I promise this will be my last post for today on United First Financial. The more research I do, the more I think this company’s program sucks. Those who promote it suck. And those who participate… they’re suckers.
So here’s how my plan works, and I’m giving you this for free! I’m using a $200,000 mortgage with an 6.5% interest rate for 30 years.
First, take the $3,500 you were going to pay to United First Financial, and apply it to the principal of your mortgage immediately. This saves you $19,714 over the life of your mortgage, and ends your payments 19 months early.
Next, add $100 to each monthly mortgage payment for the life of the loan. Just $100 extra per month. If you do that along with the $3,500 you applied in the beginning, you will pay off your mortgage 79 months early. Yes, that’s six-and-a-half years early. And you’ll save a total of $68,504 in interest by doing both of these things. Not a bad deal, is it? And I just told you that for free.
And just to make this example even more useful… suppose that after being on this plan for three years, you were able to apply an extra $500 per month (instead of the $100) to your mortgage. (This, of course, is the result of you doing a better job of managing your money and getting rid of other debts that are sucking the life out of your bank account.)

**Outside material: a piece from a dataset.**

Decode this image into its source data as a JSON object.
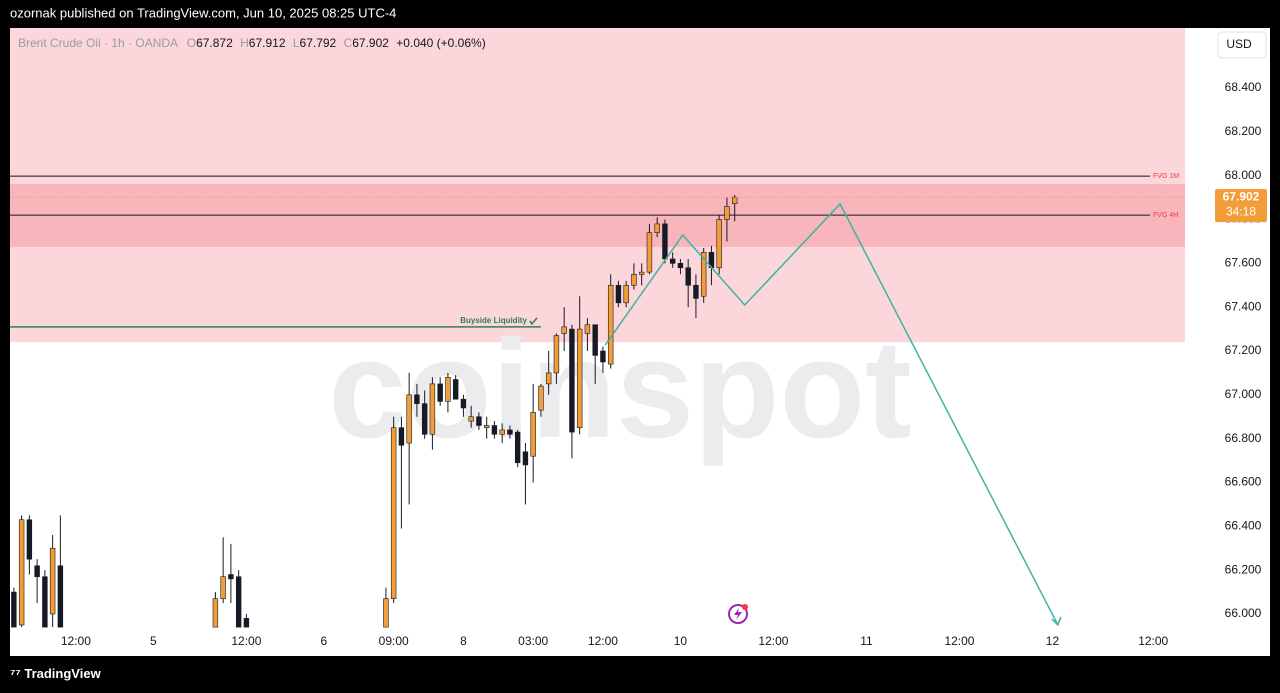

If you did that, you’d be done paying your mortgage 169 months early. Yes, that’s over 14 years early. And you save yourself over $129,000 in interest by doing this.
It’s easy to run the numbers and see how quickly you could pay off your mortgage and how much money you will save. It’s much harder to actually be disciplined and do what it takes to achieve those savings. But you don’t need a $3,500 piece of software to to that.
Did I already say that? Yes. Multiple times today.